Changing the Pathogenetic Roadmap of Liver Fibrosis? Where Did It Start; Where Will It Go?

Olav A. Gressner; Mohamed S. Rizk; Evgeniya Kovalenko; Ralf Weiskirchen; Axel M. Gressner


J Gastroenterol Hepatol. 2008;23(7):1024-1035. 

In This Article


The pathophysiology of liver injury has attracted the interest of experimentalists and clinicians over many centuries. With the discovery of liver-specific pericytes - formerly called fat-storing cells, Ito-cells, lipocytes, and currently designated as hepatic stellate cells (HSC) - the insight into the cellular and molecular pathobiology of liver fibrosis has evolved and the pivotal role of HSC as a precursor cell-type for extracellular matrix-producing myofibroblasts has been established. Although activation and transdifferentiation of HSC to myofibroblasts is still regarded as the pathogenetic key mechanism of fibrogenesis, recent studies point to a prominent heterogeneity of the origin of myofibroblasts.
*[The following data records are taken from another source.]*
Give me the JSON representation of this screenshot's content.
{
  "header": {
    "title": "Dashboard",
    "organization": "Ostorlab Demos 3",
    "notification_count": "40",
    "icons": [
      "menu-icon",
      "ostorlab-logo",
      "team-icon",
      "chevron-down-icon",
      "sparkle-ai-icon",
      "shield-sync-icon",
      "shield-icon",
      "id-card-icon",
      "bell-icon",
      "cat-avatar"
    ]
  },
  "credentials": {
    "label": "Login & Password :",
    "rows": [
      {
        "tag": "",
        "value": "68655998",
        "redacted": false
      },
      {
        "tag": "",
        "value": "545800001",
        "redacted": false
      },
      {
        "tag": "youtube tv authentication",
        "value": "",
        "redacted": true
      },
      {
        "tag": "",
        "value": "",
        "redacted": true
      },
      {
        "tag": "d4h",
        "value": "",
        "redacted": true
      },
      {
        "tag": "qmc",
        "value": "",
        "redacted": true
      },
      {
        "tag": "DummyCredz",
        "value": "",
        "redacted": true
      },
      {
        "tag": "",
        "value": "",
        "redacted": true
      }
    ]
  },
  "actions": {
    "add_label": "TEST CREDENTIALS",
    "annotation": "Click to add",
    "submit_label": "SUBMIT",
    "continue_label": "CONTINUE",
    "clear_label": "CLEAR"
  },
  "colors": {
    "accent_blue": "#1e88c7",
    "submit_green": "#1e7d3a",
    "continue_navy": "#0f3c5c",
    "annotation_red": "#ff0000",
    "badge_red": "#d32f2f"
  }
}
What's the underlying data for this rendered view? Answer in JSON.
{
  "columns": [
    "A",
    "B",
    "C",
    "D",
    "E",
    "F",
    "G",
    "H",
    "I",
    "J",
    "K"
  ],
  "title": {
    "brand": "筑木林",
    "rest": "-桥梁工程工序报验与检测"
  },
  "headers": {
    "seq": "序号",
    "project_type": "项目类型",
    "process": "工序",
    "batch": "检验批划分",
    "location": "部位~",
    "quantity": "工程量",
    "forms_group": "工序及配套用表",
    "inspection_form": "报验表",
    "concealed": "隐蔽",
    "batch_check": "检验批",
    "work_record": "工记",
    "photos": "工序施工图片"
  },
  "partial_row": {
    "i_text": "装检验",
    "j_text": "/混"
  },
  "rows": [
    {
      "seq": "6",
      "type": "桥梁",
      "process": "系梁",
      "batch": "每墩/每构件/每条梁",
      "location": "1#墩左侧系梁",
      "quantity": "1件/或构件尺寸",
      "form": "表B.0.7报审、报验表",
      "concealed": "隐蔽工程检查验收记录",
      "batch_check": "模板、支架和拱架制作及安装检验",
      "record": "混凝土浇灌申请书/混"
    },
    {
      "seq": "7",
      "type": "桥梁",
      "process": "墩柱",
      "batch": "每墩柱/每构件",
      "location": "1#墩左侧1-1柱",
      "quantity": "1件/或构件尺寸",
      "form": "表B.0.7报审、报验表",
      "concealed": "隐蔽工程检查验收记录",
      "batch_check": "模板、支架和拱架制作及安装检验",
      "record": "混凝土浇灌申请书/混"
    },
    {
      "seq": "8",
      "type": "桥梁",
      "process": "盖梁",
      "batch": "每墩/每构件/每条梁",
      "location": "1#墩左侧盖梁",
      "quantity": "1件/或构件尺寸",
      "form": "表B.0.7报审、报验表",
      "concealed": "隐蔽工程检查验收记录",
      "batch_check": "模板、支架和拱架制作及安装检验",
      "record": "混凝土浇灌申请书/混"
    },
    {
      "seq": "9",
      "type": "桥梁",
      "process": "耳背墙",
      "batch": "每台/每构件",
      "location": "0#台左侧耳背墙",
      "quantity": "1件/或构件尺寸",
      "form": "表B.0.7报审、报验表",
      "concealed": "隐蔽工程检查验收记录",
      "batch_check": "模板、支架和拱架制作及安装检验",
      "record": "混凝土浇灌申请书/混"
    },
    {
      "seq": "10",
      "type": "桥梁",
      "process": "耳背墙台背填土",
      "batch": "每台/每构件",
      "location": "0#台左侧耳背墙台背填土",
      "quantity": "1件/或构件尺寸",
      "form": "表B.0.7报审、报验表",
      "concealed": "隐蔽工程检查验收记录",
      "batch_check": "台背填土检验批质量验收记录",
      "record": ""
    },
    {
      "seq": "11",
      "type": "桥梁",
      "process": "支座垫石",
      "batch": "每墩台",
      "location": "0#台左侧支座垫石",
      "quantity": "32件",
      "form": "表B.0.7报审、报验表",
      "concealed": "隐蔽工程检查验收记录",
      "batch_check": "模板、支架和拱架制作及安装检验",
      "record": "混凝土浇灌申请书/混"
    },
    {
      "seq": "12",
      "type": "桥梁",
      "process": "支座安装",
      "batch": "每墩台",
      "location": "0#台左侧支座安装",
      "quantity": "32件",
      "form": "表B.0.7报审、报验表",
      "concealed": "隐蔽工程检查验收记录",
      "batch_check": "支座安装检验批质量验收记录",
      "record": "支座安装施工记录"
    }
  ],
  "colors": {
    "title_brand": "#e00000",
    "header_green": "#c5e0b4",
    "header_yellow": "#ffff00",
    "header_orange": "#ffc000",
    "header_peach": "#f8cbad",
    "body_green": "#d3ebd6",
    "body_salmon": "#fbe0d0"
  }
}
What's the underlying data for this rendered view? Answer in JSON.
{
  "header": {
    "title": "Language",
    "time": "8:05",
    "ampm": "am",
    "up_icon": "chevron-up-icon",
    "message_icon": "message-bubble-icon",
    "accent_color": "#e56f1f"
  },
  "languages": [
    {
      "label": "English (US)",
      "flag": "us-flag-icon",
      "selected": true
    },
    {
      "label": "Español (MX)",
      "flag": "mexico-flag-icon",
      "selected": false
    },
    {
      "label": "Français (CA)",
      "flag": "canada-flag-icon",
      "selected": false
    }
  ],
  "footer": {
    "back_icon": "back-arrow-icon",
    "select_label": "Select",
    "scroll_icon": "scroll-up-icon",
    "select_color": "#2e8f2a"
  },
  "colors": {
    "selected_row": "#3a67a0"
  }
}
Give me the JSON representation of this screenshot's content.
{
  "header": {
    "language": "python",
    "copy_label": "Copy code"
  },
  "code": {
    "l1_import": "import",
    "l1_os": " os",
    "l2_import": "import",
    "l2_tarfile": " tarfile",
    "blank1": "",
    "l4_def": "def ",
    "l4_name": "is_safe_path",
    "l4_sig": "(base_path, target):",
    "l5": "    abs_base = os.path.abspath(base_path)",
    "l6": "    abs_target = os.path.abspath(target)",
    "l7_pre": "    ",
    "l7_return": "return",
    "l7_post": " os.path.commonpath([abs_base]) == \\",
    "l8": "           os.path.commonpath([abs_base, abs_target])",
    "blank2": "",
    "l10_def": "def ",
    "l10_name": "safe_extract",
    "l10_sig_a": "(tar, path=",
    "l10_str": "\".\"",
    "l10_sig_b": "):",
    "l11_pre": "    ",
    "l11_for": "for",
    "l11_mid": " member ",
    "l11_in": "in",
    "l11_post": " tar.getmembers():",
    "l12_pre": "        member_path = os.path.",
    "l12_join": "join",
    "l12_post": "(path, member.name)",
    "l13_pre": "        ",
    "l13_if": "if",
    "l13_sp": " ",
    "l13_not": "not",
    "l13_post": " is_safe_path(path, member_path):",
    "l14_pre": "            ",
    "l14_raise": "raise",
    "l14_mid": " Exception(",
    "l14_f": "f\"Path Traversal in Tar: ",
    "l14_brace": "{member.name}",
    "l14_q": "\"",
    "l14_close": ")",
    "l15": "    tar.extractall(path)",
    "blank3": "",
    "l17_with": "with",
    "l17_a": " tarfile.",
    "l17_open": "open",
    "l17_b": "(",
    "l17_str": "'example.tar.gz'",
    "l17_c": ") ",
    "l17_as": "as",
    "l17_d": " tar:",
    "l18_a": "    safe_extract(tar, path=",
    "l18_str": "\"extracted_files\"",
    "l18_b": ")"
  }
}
Currently, the generation of matrix-synthesizing fibroblasts by epithelial-mesenchymal transition, by influx of bone marrow-derived fibrocytes into damaged liver tissue, and by differentiation of circulating monocytes to fibroblasts after homing in the injured liver are discussed as important complementary mechanisms to enlarge the pool of (myo-)fibroblasts in the fibrosing liver. Among the molecular mediators, transforming growth factor-beta (TGF-ß) plays a central role, which is controlled by the bone-morphogenetic protein (BMP)-7, an important antagonist of TGF-ß action. The newly discovered pathways supplement the linear concept of HSC activation to myofibroblasts, point to fibrosis as a systemic response involving extrahepatic organs and reactions, add further evidence to a more or less uniform concept of organ fibrosis in general (e.g. liver, lung, kidney), and offer innovative approaches for the development of non-invasive biomarkers and antifibrotic trials.